Massel, who is pursuing a Roosevelt University master’s in accountancy science, is proud of Cure It On The Court — in fact, so much so, that he plans to juggle a packed career and scholastic schedule to raise money to cure childhood cancer.
Massel, with Krawetz (who plans to be an attorney), and Bulwa, who is studying to be a doctor, have raised almost $25,000 in four years, with the assistance of their fourth childhood buddy and foundation colleague, Matt Rosenberg.
“That’s a lot of money,” said Massel, grinning approvingly.
On Aug. 11, 30 teams and approximately 125 participants will take the courts during the North Shore 3-on-3 Summer Showdown Charity Basketball Tournament from 1:30 to 4 p.m. at the Sachs Recreation Center (formerly the Deerfield Multiplex) to benefit Cure It On The Court’s mission.
“I’m really, really so grateful,” said Johnston, who sat down with Massel, Bulwa and Krawetz to explain where Cure It On The Court dollars are utilized.
“Thank you for letting us know where our money is going,” said an appreciative Massel.
“It’s Doc Nach’s vision,” Massel added. “It’s a slam dunk.”
Pediatric cancer specialist James B. Nachman, 62, professor of pediatrics at University of Chicago, also affectionately known as “Doc Nach,” died in summer 2011 from a suspected heart attack while on a June Grand Canyon rafting trip.
As chairman of several children’s oncology national study committees, Nachman specialized in childhood leukemia and lymphoma.
“Doc Nach” helped to develop augmented post-induction therapy for acute lymphoblastic leukemia (ALL), which led to a late 1990s successful clinical trial, resulting in a higher ALL patient cure rate.
“(Dr. James Nachman) was world renowned, extremely popular in his field,” said Massel.
In the summer of 2008, Bulwa worked at the University of Chicago Medical Center, where Doc Nach offered mentoring advice.
“He tried new methods and was recognized for his success (and) that’s who Zach (Bulwa) did research under, that’s what got us started (with) the foundation,” said Massel.
Bulwa was so moved with what he witnessed in 2008, that he approached Krawetz, Rosenberg and Massel, asking them to brainstorm.

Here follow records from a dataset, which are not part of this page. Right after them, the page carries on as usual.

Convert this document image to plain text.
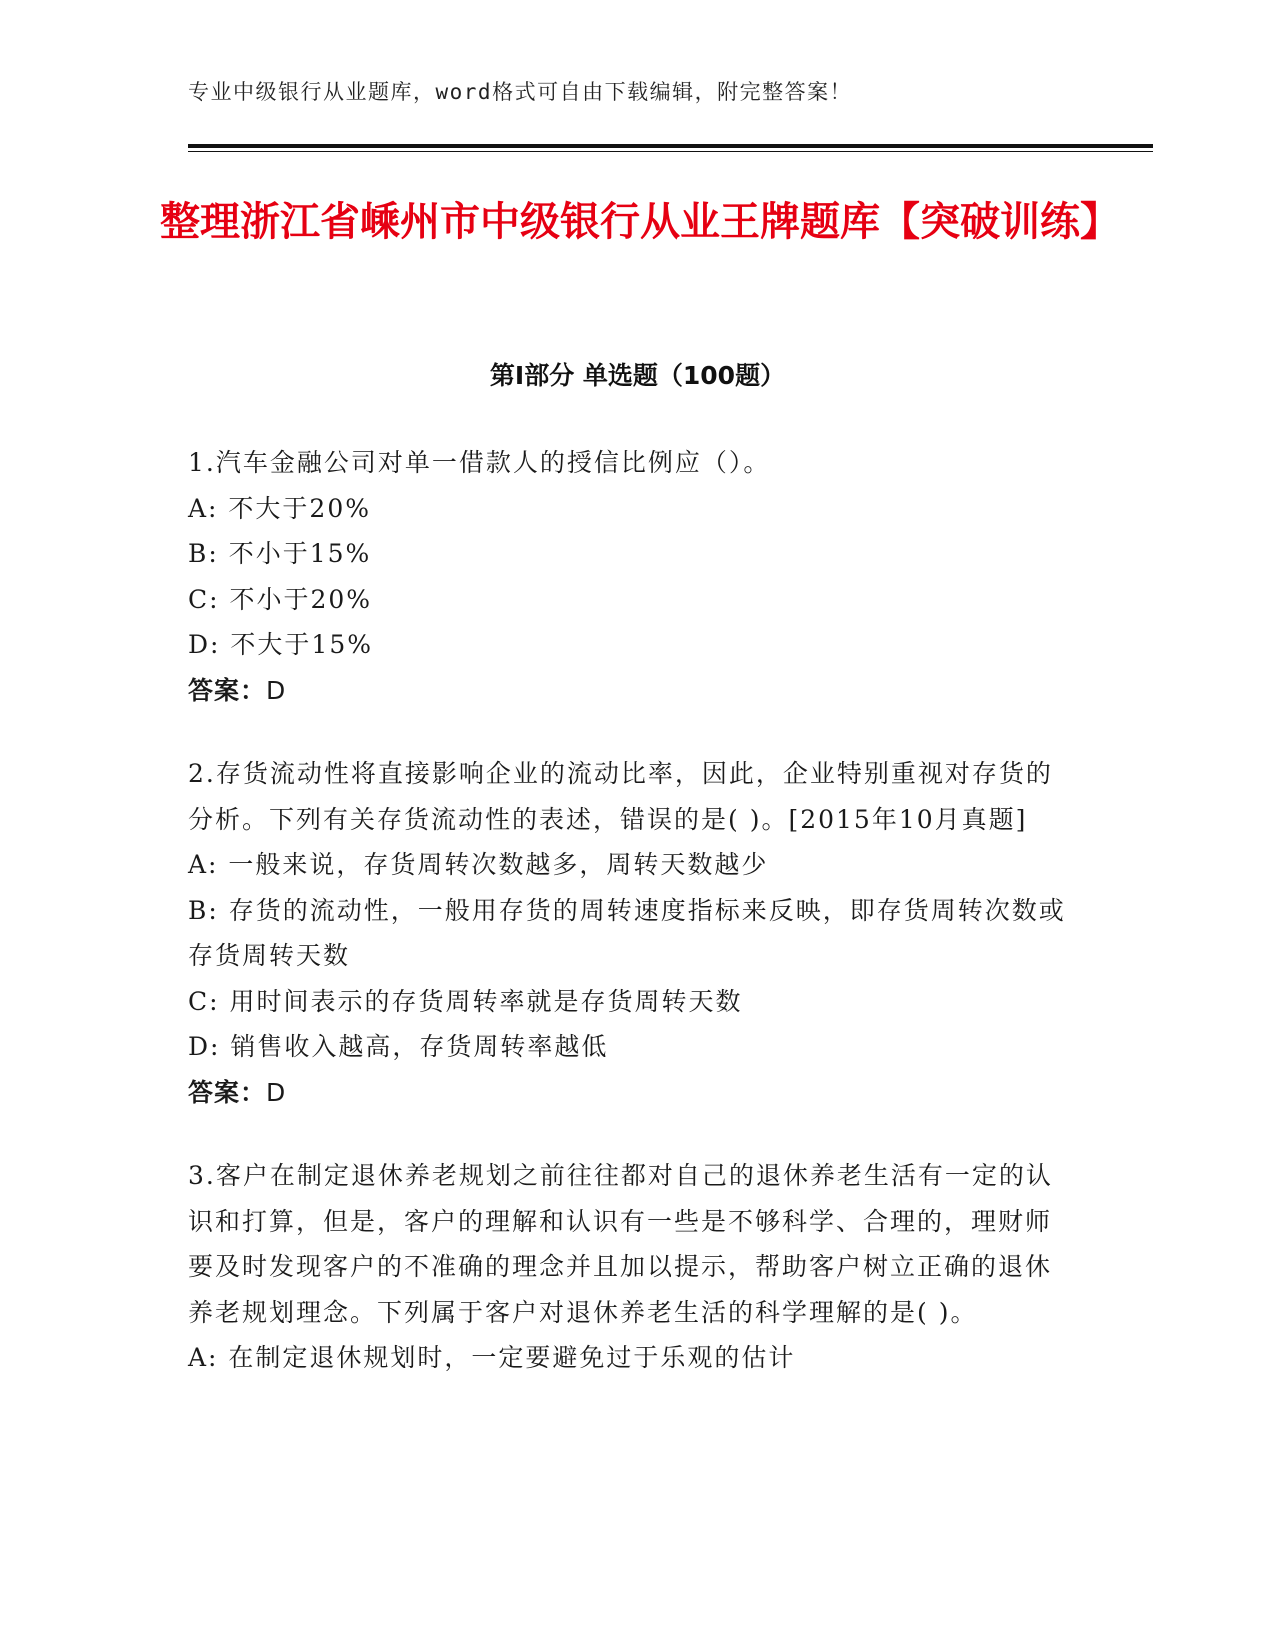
专业中级银行从业题库，word格式可自由下载编辑，附完整答案！
整理浙江省嵊州市中级银行从业王牌题库【突破训练】
第Ⅰ部分 单选题（100题）

1.汽车金融公司对单一借款人的授信比例应（）。

A: 不大于20%

B: 不小于15%

C: 不小于20%

D: 不大于15%

答案：D

2.存货流动性将直接影响企业的流动比率，因此，企业特别重视对存货的分析。下列有关存货流动性的表述，错误的是( )。[2015年10月真题]

A: 一般来说，存货周转次数越多，周转天数越少

B: 存货的流动性，一般用存货的周转速度指标来反映，即存货周转次数或存货周转天数

C: 用时间表示的存货周转率就是存货周转天数

D: 销售收入越高，存货周转率越低

答案：D

3.客户在制定退休养老规划之前往往都对自己的退休养老生活有一定的认识和打算，但是，客户的理解和认识有一些是不够科学、合理的，理财师要及时发现客户的不准确的理念并且加以提示，帮助客户树立正确的退休养老规划理念。下列属于客户对退休养老生活的科学理解的是( )。

A: 在制定退休规划时，一定要避免过于乐观的估计
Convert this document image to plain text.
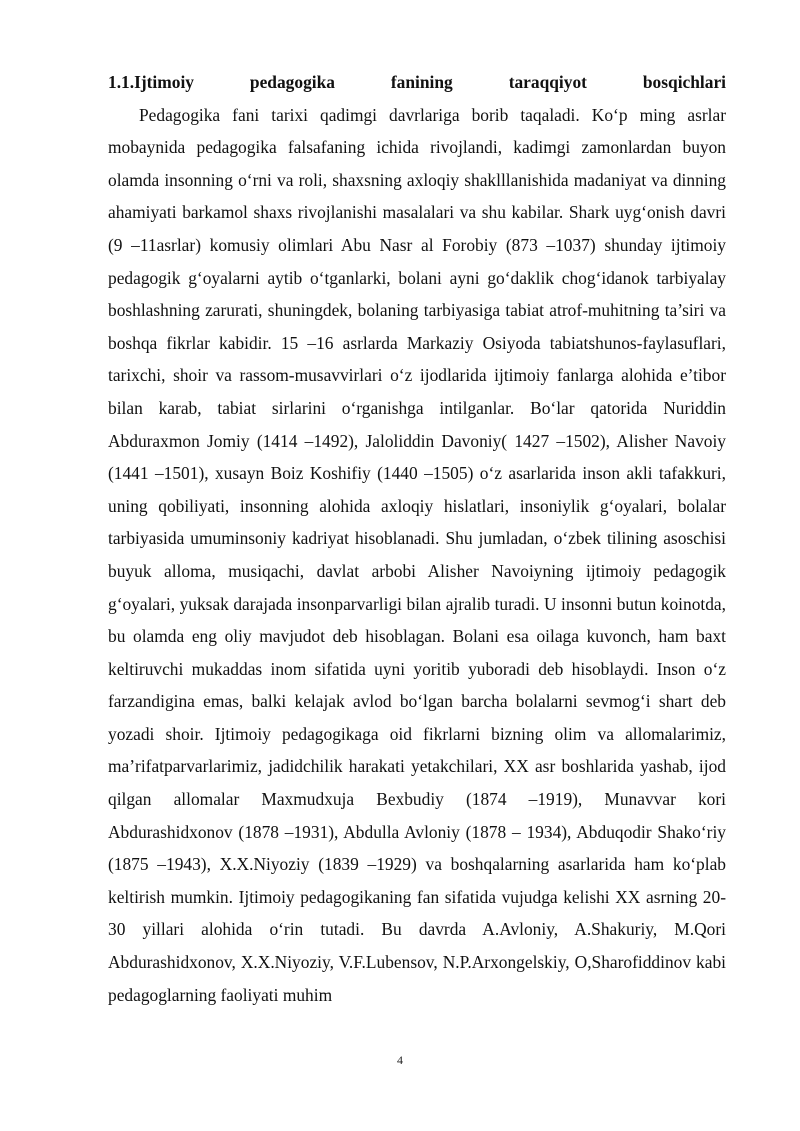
1.1.Ijtimoiy pedagogika fanining taraqqiyot bosqichlari

Pedagogika fani tarixi qadimgi davrlariga borib taqaladi. Ko‘p ming asrlar mobaynida pedagogika falsafaning ichida rivojlandi, kadimgi zamonlardan buyon olamda insonning o‘rni va roli, shaxsning axloqiy shaklllanishida madaniyat va dinning ahamiyati barkamol shaxs rivojlanishi masalalari va shu kabilar. Shark uyg‘onish davri (9 –11asrlar) komusiy olimlari Abu Nasr al Forobiy (873 –1037) shunday ijtimoiy pedagogik g‘oyalarni aytib o‘tganlarki, bolani ayni go‘daklik chog‘idanok tarbiyalay boshlashning zarurati, shuningdek, bolaning tarbiyasiga tabiat atrof-muhitning ta’siri va boshqa fikrlar kabidir. 15 –16 asrlarda Markaziy Osiyoda tabiatshunos-faylasuflari, tarixchi, shoir va rassom-musavvirlari o‘z ijodlarida ijtimoiy fanlarga alohida e’tibor bilan karab, tabiat sirlarini o‘rganishga intilganlar. Bo‘lar qatorida Nuriddin Abduraxmon Jomiy (1414 –1492), Jaloliddin Davoniy( 1427 –1502), Alisher Navoiy (1441 –1501), xusayn Boiz Koshifiy (1440 –1505) o‘z asarlarida inson akli tafakkuri, uning qobiliyati, insonning alohida axloqiy hislatlari, insoniylik g‘oyalari, bolalar tarbiyasida umuminsoniy kadriyat hisoblanadi. Shu jumladan, o‘zbek tilining asoschisi buyuk alloma, musiqachi, davlat arbobi Alisher Navoiyning ijtimoiy pedagogik g‘oyalari, yuksak darajada insonparvarligi bilan ajralib turadi. U insonni butun koinotda, bu olamda eng oliy mavjudot deb hisoblagan. Bolani esa oilaga kuvonch, ham baxt keltiruvchi mukaddas inom sifatida uyni yoritib yuboradi deb hisoblaydi. Inson o‘z farzandigina emas, balki kelajak avlod bo‘lgan barcha bolalarni sevmog‘i shart deb yozadi shoir. Ijtimoiy pedagogikaga oid fikrlarni bizning olim va allomalarimiz, ma’rifatparvarlarimiz, jadidchilik harakati yetakchilari, XX asr boshlarida yashab, ijod qilgan allomalar Maxmudxuja Bexbudiy (1874 –1919), Munavvar kori Abdurashidxonov (1878 –1931), Abdulla Avloniy (1878 – 1934), Abduqodir Shako‘riy (1875 –1943), X.X.Niyoziy (1839 –1929) va boshqalarning asarlarida ham ko‘plab keltirish mumkin. Ijtimoiy pedagogikaning fan sifatida vujudga kelishi XX asrning 20-30 yillari alohida o‘rin tutadi. Bu davrda A.Avloniy, A.Shakuriy, M.Qori Abdurashidxonov, X.X.Niyoziy, V.F.Lubensov, N.P.Arxongelskiy, O,Sharofiddinov kabi pedagoglarning faoliyati muhim

4
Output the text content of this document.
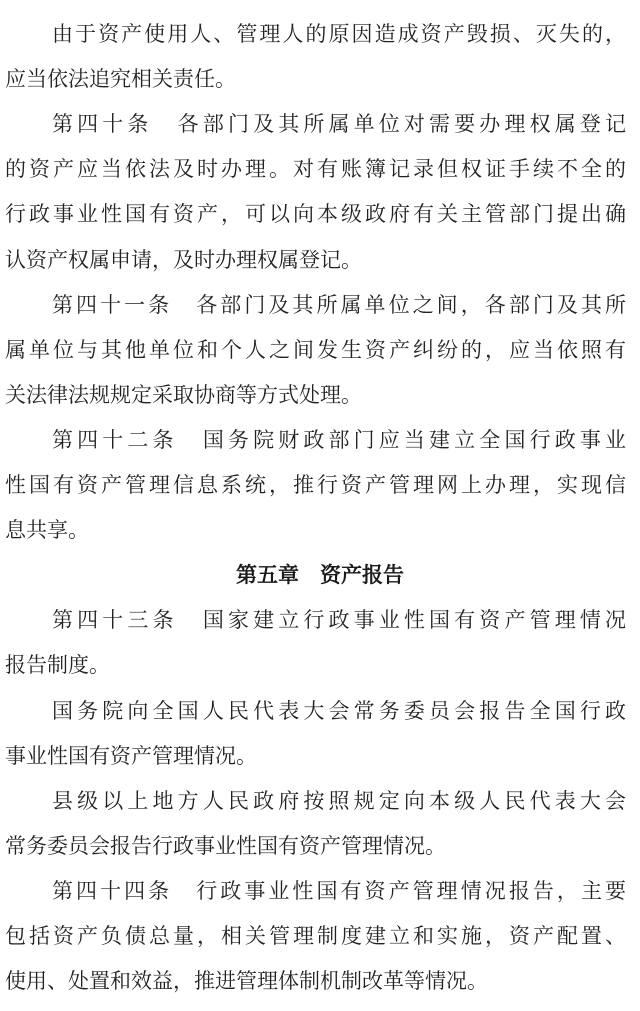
由于资产使用人、管理人的原因造成资产毁损、灭失的，
应当依法追究相关责任。
第四十条　各部门及其所属单位对需要办理权属登记
的资产应当依法及时办理。对有账簿记录但权证手续不全的
行政事业性国有资产，可以向本级政府有关主管部门提出确
认资产权属申请，及时办理权属登记。
第四十一条　各部门及其所属单位之间，各部门及其所
属单位与其他单位和个人之间发生资产纠纷的，应当依照有
关法律法规规定采取协商等方式处理。
第四十二条　国务院财政部门应当建立全国行政事业
性国有资产管理信息系统，推行资产管理网上办理，实现信
息共享。
第五章　资产报告
第四十三条　国家建立行政事业性国有资产管理情况
报告制度。
国务院向全国人民代表大会常务委员会报告全国行政
事业性国有资产管理情况。
县级以上地方人民政府按照规定向本级人民代表大会
常务委员会报告行政事业性国有资产管理情况。
第四十四条　行政事业性国有资产管理情况报告，主要
包括资产负债总量，相关管理制度建立和实施，资产配置、
使用、处置和效益，推进管理体制机制改革等情况。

Years of Northbrook residential basketball games among buddies segued into a slam dunk of a charitable idea.
“We didn’t have to really experience tragedy to come up with the idea,” said Krawetz, acknowledging heartbreaking struggles among families affected by childhood cancer.
“I think every year we’re surprised at what we’ve accomplished,” said Bulwa to Johnston, of Cure It On The Court’s accomplishments.
“You are impacting people in your age group,” said Johnston, smiling. “I think that’s pretty cool.”
An estimated 12,060 new cases of childhood cancer are expected to occur this year among children from birth though age 14, according to a facts provided by the University of Chicago.
An estimated 1,340 cancer deaths are expected to impact this same childhood age group in 2012, with one third of these deaths from leukemia.
Cancer is the second leading cause of death among children, exceeded only by accidents, according to findings.
“Because of the observation by Drs. James Nachman and Wendy Stock,” said Johnston, “the University of Chicago Medicine is establishing an Adolescent Young Adult (AYA) oncology clinic (opening Aug. 1) to bridge pediatric and adult oncology.”
The AYA will “provide the best possible in services and outcomes to this unique group of patients,” said Johnston.
“Beyond providing cutting-edge clinical care, “Johnston added, “the faculty members associated with the AYA oncology clinic will do research into the unique physiological and psychological issues met by AYA patients.”
Many of these patients, “compare the harsh and unremitting psychological damage associated with intensive chemoradiotherapy as being similar to post-traumatic stress disorder seen in war veterans,” added Johnston.
“The generosity of the Cure it on the Court Foundation has led to the creation of the AYA Oncology clinic and will continue to support the clinical and research efforts focused around the AYA population,” concluded Johnston.